Ebu Naile ve Muhammed bin Musallime  ise Kaab'ın süt kardeşi sayılırlardı.  Muhammed bin Musallime ise Kabe'ye doğru yola çıkmış onunla konuşmuştu.  Konuşmaya iyice ısındıklarında ise Kaab şiir okumaya başlamıştı.  Kaab neşeli bir şekilde  Muhammed bin Musallime'ye şöyle sormuştu:"  Benimle bir işin mi var?"  Muhammed bin Musallime ise fısıldayarak şöyle demişti:" Muhammed'in gelişi bizim için bela ve sıkıntıdan başka bir şey kazandırmadı. Tüm Araplar  bizimle savaşmaya odaklanmışlardır.  Hayat yolumuz kapalı öyle ki  kendimiz ve ailelerimiz de zorluklar yaşamaktadırlar.  Bizden zekat alıyor. Halbuki bizim hiçbir şeyimiz yok. Bizi baskı altında tutmuştur. " Buna karşılık ise Kaab şöyle dedi:" Ant olsun ki siz de onu yorup bıktırabilirsiniz. " 

Muhammed bin Musallime ise "  Biz artık ona mensup olanlarız. Halihazırda  onu bırakmak istemiyoruz. Nereye kadar gidebileceğini bir görelim.  Muhammed ile söylediklerim kendi aramızda kalsın. " dedi. 

Kaab ise  " Merak etme sözünü etmeyeceğim. " dedi.  Muhammed bin Musallime  kısa bir duraksamanın ardından sözlerini şöyle sürdürdü:" Hem de benim gibi düşünenler de vardır.   Onları senin yanına getirip  seni mevcutta onlara ihsan eylemeye yönlendirmek istiyorum.  Acaba  bize biraz buğday verebilir misin?"   Kaab ise " Bana rehin verirseniz veririm. " 

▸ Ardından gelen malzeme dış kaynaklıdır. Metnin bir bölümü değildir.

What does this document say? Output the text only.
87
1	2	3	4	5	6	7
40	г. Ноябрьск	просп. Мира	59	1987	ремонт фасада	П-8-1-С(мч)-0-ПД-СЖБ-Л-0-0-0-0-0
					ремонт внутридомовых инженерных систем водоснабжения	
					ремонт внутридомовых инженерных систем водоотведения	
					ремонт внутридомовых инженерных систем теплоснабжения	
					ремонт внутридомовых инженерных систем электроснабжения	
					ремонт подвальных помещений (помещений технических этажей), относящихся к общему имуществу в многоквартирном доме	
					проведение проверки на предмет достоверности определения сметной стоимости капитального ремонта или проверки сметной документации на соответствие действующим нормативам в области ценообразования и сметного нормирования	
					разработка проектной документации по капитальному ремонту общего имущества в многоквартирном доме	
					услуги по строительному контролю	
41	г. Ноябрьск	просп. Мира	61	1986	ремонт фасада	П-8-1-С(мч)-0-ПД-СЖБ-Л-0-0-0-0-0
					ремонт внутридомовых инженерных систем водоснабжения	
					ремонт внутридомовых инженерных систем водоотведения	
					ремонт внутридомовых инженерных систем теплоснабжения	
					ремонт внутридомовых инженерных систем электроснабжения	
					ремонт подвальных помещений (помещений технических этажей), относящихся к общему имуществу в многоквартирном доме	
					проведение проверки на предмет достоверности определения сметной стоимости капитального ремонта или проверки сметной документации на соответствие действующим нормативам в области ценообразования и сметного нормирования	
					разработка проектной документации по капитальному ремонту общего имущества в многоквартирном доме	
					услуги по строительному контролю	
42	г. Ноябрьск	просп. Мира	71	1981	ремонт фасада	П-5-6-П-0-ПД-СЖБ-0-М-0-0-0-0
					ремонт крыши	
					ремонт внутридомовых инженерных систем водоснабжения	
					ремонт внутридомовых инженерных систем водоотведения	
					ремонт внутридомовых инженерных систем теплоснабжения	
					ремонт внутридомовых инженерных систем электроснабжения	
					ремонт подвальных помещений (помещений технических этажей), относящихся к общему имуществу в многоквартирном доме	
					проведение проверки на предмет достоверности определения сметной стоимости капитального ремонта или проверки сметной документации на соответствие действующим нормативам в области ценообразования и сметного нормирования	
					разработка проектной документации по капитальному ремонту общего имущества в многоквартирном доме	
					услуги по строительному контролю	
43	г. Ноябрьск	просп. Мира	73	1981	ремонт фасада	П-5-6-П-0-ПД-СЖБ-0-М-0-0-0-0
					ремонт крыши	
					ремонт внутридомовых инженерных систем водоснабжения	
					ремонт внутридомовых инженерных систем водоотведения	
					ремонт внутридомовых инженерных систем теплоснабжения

İbni Musallime ise " Ne rehini? "diye sordu.  " Kadınlarınızı rehin bırakın "dedi. Ancak İbni Musallime şöyle dedi:"  Kadınlarımızı  nasıl senin yanında rehin bırakalım ki. Zaten sen en güzel Arap erkeksin. "

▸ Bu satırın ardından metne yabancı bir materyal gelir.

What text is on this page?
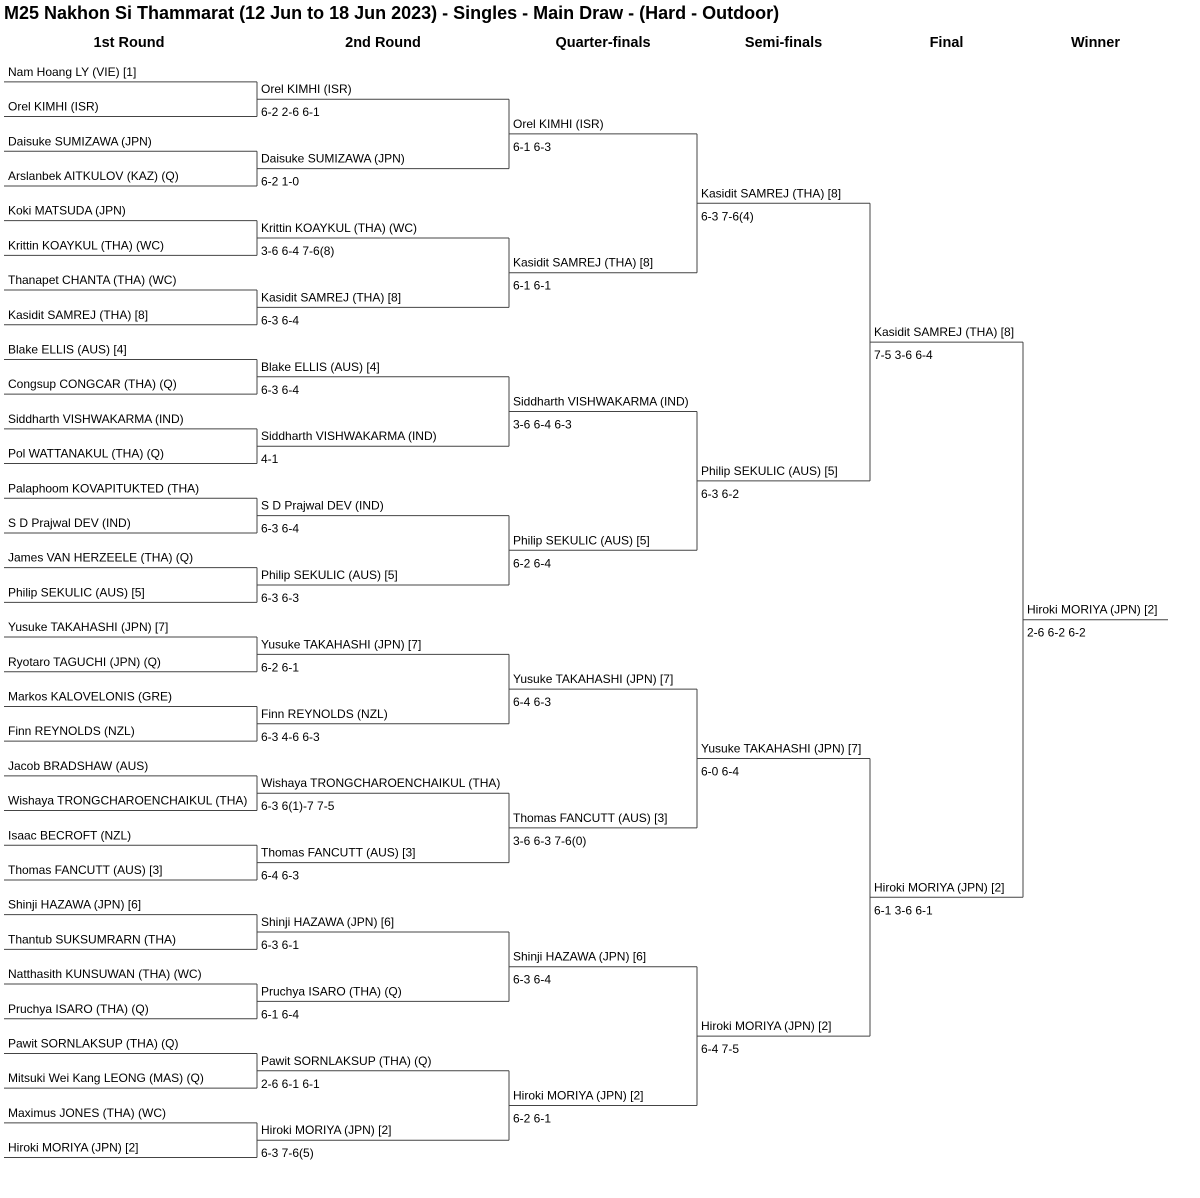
M25 Nakhon Si Thammarat (12 Jun to 18 Jun 2023) - Singles - Main Draw - (Hard - Outdoor)
1st Round	2nd Round	Quarter-finals	Semi-finals	Final	Winner
Nam Hoang LY (VIE) [1]
Orel KIMHI (ISR)
Daisuke SUMIZAWA (JPN)
Arslanbek AITKULOV (KAZ) (Q)
Koki MATSUDA (JPN)
Krittin KOAYKUL (THA) (WC)
Thanapet CHANTA (THA) (WC)
Kasidit SAMREJ (THA) [8]
Blake ELLIS (AUS) [4]
Congsup CONGCAR (THA) (Q)
Siddharth VISHWAKARMA (IND)
Pol WATTANAKUL (THA) (Q)
Palaphoom KOVAPITUKTED (THA)
S D Prajwal DEV (IND)
James VAN HERZEELE (THA) (Q)
Philip SEKULIC (AUS) [5]
Yusuke TAKAHASHI (JPN) [7]
Ryotaro TAGUCHI (JPN) (Q)
Markos KALOVELONIS (GRE)
Finn REYNOLDS (NZL)
Jacob BRADSHAW (AUS)
Wishaya TRONGCHAROENCHAIKUL (THA)
Isaac BECROFT (NZL)
Thomas FANCUTT (AUS) [3]
Shinji HAZAWA (JPN) [6]
Thantub SUKSUMRARN (THA)
Natthasith KUNSUWAN (THA) (WC)
Pruchya ISARO (THA) (Q)
Pawit SORNLAKSUP (THA) (Q)
Mitsuki Wei Kang LEONG (MAS) (Q)
Maximus JONES (THA) (WC)
Hiroki MORIYA (JPN) [2]
Orel KIMHI (ISR)
6-2 2-6 6-1
Daisuke SUMIZAWA (JPN)
6-2 1-0
Krittin KOAYKUL (THA) (WC)
3-6 6-4 7-6(8)
Kasidit SAMREJ (THA) [8]
6-3 6-4
Blake ELLIS (AUS) [4]
6-3 6-4
Siddharth VISHWAKARMA (IND)
4-1
S D Prajwal DEV (IND)
6-3 6-4
Philip SEKULIC (AUS) [5]
6-3 6-3
Yusuke TAKAHASHI (JPN) [7]
6-2 6-1
Finn REYNOLDS (NZL)
6-3 4-6 6-3
Wishaya TRONGCHAROENCHAIKUL (THA)
6-3 6(1)-7 7-5
Thomas FANCUTT (AUS) [3]
6-4 6-3
Shinji HAZAWA (JPN) [6]
6-3 6-1
Pruchya ISARO (THA) (Q)
6-1 6-4
Pawit SORNLAKSUP (THA) (Q)
2-6 6-1 6-1
Hiroki MORIYA (JPN) [2]
6-3 7-6(5)
Orel KIMHI (ISR)
6-1 6-3
Kasidit SAMREJ (THA) [8]
6-1 6-1
Siddharth VISHWAKARMA (IND)
3-6 6-4 6-3
Philip SEKULIC (AUS) [5]
6-2 6-4
Yusuke TAKAHASHI (JPN) [7]
6-4 6-3
Thomas FANCUTT (AUS) [3]
3-6 6-3 7-6(0)
Shinji HAZAWA (JPN) [6]
6-3 6-4
Hiroki MORIYA (JPN) [2]
6-2 6-1
Kasidit SAMREJ (THA) [8]
6-3 7-6(4)
Philip SEKULIC (AUS) [5]
6-3 6-2
Yusuke TAKAHASHI (JPN) [7]
6-0 6-4
Hiroki MORIYA (JPN) [2]
6-4 7-5
Kasidit SAMREJ (THA) [8]
7-5 3-6 6-4
Hiroki MORIYA (JPN) [2]
6-1 3-6 6-1
Hiroki MORIYA (JPN) [2]
2-6 6-2 6-2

Musallime ise şöyle dedi:"   O zaman oğullarınızı rehin bırakın"   İbni Musallime ise şöyle dedi:"  Nasıl olur? İnsanların onlara küfür etmesini mi istiyorsun? Hem de azıcık buğday için rehin mi alındılar söylenmesini mi istiyorsun? Biz silahlarımızı rehin olarak bırakıyoruz. "  Kaab ise şöyle dedi:" Tamamdır o zaman,  silah ahde vefalı kalmak anlamına gelir. Bu yeterlidir. "  Muhammed bin Musallime ise  kararlaştıkları zamanın gelip yetişmesine dek Kaab'ın yanından gitti  ve bu kez de arkadaşlarına danıştıktan sonra geceleyin Kaab'ın yanına gitmeyi hedefledi. 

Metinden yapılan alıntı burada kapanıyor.